La superficie de nuestro planeta lucía rota, las grietas de la corteza eran conocidas. Milton Hartz, jefe de la Unidad de terremotos de San Francisco dependiente del Observatorio Geológico de los Estados Unidos, reveló aquel 12 de agosto del año 2025 en la CNN que nunca se había detectado en la falla de San Andrés temblores inminentes a semejante distancia de la superficie de la Tierra. Dicha falla ostentaba anteriormente quince kilómetros de profundidad, veinte millones de años de antigüedad. Hartz recordó los sismos más mortíferos de la historia, añadió que la supervivencia del territorio norteamericano se hallaba amenazada, pues múltiples fracturas de las capas geológicas, con desplazamientos verticales, horizontales, oblicuos, se iban abriendo paso desde el Océano Pacífico hasta el Atlántico, desde Alaska hasta Florida anunciando un cataclismo geológico de incalculables proporciones. Podía desaparecer el continente en un tiempo imprevisible. Se recomendaba la evacuación de los trescientos millones de habitantes, incluyendo al 10% de inmigrantes.

Habría que devolver a su país de origen a quienes no ostentasen la nacionalidad norteamericana, luego se intentaría repartir los demás ciudadanos en diversos países del mundo.

La noticia, difundida por la prensa internacional, provocó histeria. Europa, Asia, Australia, las más remotas islas de Oceanía, estuvieron en la lista prioritaria. África, de limitadas perspectivas, fue descartada. Solo podrían volver allá los negros importados en siglos anteriores para faenas agrícolas, arrestos intempestivos, sesiones de jazz. Malcom X y Martin Luther King, ambos asesinados, volvieron a la primera plana de los diarios. En un mundo religioso que seguía hablando de un Jesús blanco, una Virgen María blanca, ángeles blancos, novias vestidas de blanco, quedó evidente que se daría atención especial a las caras pálidas.

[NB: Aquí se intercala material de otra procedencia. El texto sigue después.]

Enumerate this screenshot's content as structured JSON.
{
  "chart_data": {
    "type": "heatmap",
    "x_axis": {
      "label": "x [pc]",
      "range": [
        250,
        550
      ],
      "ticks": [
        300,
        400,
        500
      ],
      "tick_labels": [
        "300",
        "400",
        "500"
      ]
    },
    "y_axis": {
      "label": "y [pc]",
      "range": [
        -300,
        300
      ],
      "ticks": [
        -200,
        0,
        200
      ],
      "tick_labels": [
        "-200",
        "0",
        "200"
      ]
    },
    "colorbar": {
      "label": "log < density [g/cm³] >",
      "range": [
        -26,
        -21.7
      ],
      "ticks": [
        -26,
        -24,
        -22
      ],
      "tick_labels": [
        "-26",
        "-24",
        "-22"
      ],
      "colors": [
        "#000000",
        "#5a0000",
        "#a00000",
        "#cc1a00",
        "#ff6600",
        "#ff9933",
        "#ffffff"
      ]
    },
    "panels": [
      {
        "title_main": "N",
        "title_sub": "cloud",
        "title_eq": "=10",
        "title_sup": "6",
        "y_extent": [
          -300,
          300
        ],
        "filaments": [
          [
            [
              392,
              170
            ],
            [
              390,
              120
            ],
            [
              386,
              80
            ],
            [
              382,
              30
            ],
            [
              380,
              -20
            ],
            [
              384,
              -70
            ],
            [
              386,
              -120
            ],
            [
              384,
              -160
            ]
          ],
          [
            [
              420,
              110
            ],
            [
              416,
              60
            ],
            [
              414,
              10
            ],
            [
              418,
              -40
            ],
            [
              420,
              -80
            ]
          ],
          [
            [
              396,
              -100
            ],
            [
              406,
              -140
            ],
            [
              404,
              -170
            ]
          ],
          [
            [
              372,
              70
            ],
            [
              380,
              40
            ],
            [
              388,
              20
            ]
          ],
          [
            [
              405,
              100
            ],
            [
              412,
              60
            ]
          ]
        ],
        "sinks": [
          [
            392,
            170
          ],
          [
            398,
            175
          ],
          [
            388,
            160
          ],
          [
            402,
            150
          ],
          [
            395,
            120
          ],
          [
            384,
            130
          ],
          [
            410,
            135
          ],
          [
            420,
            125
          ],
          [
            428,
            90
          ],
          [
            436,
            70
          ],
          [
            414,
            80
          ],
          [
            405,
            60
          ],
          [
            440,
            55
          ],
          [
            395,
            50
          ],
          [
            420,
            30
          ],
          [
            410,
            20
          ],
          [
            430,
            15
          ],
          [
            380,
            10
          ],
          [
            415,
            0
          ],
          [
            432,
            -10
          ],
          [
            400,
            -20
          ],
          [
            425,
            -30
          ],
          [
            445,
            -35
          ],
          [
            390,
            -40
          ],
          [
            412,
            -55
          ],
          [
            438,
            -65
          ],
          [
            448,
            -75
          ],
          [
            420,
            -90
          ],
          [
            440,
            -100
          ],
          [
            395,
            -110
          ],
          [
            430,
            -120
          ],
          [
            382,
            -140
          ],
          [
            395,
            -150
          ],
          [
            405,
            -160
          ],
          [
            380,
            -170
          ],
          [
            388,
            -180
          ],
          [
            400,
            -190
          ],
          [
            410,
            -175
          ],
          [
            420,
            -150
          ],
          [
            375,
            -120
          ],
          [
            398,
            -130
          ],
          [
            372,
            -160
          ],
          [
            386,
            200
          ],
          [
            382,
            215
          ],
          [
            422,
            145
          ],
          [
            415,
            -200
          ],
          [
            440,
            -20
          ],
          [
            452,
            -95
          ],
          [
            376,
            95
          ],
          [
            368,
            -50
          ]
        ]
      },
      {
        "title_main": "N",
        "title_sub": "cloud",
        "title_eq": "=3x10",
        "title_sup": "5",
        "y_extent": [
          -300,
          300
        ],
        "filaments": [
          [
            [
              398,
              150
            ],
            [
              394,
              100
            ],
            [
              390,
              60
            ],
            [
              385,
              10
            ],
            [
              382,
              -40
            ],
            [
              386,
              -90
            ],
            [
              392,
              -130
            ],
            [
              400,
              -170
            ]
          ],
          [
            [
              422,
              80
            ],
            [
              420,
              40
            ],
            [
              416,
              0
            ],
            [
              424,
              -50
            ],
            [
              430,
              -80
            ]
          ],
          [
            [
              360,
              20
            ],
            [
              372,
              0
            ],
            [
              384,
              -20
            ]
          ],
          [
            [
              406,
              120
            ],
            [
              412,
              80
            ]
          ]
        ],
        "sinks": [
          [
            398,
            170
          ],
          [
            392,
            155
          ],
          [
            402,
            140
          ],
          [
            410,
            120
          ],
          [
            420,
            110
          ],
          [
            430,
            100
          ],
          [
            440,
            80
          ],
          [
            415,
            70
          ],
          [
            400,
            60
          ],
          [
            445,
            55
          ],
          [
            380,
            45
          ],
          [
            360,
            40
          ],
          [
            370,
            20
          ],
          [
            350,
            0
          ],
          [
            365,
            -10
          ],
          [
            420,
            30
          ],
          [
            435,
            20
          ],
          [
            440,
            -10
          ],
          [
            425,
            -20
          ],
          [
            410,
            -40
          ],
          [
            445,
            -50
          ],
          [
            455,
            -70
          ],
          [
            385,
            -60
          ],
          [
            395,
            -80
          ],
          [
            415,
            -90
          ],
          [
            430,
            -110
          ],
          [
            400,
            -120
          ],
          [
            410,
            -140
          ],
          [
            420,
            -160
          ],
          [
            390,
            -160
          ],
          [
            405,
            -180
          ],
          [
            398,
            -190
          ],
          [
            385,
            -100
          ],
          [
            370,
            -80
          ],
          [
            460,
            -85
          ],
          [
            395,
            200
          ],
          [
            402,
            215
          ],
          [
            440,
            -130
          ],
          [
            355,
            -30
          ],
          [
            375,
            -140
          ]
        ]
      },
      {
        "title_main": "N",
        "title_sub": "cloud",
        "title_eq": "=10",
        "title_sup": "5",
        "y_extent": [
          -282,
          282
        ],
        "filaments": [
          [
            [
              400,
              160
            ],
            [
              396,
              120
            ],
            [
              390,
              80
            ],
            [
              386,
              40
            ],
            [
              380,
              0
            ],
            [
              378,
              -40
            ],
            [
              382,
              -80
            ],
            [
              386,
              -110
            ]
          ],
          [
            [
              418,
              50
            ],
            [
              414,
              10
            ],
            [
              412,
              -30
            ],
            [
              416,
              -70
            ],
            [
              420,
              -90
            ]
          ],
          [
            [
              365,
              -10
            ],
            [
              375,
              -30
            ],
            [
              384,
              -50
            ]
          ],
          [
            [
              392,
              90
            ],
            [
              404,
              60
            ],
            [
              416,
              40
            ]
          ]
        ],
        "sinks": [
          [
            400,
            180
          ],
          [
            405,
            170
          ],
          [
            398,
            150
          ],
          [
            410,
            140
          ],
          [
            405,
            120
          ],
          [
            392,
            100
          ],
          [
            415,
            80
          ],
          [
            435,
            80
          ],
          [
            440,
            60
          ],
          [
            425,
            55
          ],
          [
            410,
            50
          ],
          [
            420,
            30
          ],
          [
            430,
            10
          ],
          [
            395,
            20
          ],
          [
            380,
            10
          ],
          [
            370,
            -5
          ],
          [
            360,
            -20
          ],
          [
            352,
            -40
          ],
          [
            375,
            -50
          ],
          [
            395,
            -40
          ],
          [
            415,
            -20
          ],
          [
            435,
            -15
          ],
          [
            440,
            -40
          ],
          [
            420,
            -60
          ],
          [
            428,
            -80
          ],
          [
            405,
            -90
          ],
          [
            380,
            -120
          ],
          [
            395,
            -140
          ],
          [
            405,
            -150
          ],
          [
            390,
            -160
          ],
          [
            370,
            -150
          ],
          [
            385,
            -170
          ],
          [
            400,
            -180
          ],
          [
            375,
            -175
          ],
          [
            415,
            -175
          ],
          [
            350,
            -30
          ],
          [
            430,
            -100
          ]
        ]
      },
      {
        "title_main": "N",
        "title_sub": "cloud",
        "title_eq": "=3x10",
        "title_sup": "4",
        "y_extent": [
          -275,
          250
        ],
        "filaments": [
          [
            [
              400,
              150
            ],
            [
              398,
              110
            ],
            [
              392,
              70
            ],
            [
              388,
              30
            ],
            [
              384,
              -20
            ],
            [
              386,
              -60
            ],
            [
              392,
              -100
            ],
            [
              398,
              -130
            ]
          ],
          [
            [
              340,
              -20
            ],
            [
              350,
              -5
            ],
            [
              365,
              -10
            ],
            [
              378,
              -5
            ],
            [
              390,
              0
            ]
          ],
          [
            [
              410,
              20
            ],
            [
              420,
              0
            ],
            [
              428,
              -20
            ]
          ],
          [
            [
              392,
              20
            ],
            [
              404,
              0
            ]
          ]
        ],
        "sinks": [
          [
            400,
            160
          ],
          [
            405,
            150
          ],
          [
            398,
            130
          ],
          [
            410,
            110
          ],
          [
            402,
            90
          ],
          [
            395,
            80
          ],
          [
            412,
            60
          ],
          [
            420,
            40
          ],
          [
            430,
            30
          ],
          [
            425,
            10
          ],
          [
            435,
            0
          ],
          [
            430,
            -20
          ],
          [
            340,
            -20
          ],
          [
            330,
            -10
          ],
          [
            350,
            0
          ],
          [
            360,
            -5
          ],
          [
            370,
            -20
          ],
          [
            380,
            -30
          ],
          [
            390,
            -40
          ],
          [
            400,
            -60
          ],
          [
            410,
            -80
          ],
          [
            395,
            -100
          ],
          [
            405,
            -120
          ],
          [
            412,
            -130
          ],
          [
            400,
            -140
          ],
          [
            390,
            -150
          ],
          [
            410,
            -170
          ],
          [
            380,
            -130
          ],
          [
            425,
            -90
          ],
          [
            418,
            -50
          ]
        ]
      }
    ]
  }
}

El asunto se tornó peliagudo cuando la mayoría de las naciones exigió visa para sus eventuales inmigrantes. Por razones humanitarias se otorgó un derecho de residencia que no podía exceder los tres años. Rusia se dispuso a construir fortificaciones más largas que la célebre Muralla China. Unos “caza-ilegales” especialmente entrenados vigilaron las fronteras disparando a quienes pretendían cruzar ríos o desiertos. Los documentos personales, pasaportes, credenciales, caducaron en lapso prudencial. Ingresó en el diccionario el doble sentido de la palabra prairie woolf cuya equivalencia castellana podía ser “coyote”, ciudadano dedicado a proponer sus servicios para trasladar a los norteamericanos ilegales a tierras lejanas.

América del Sur, por su cercanía, fue elegida como destino por muchos estadounidenses. Desde Colombia, Venezuela, hasta Patagonia, se oyó hablar el idioma de Shakespeare. La cerveza Budweiser elaborada en México fue un éxito de exportación.
Crecieron por todas partes negocios de apple pie, pancakes, barbecue ribs. Jóvenes desocupados formaron nuevas pandillas.
Cuba otorgó asilo a un número reducido de ciudadanos, dando preferencia a quienes traían repuestos para los escasos vehículos clásicos de la isla: Chevrolet, Ford, Chrysler y Cadillac de los años cincuenta. Los guardacostas de Fidel Castro impedían la llegada de ilegales por vía marítima. El líder revolucionario tenía entonces 98 años. En sus discursos, limitados a un par de horas, insistía en que el porvenir lucía envidiable. Después de todo, la gente seguía creyendo en los políticos: la Tierra no dejó de girar.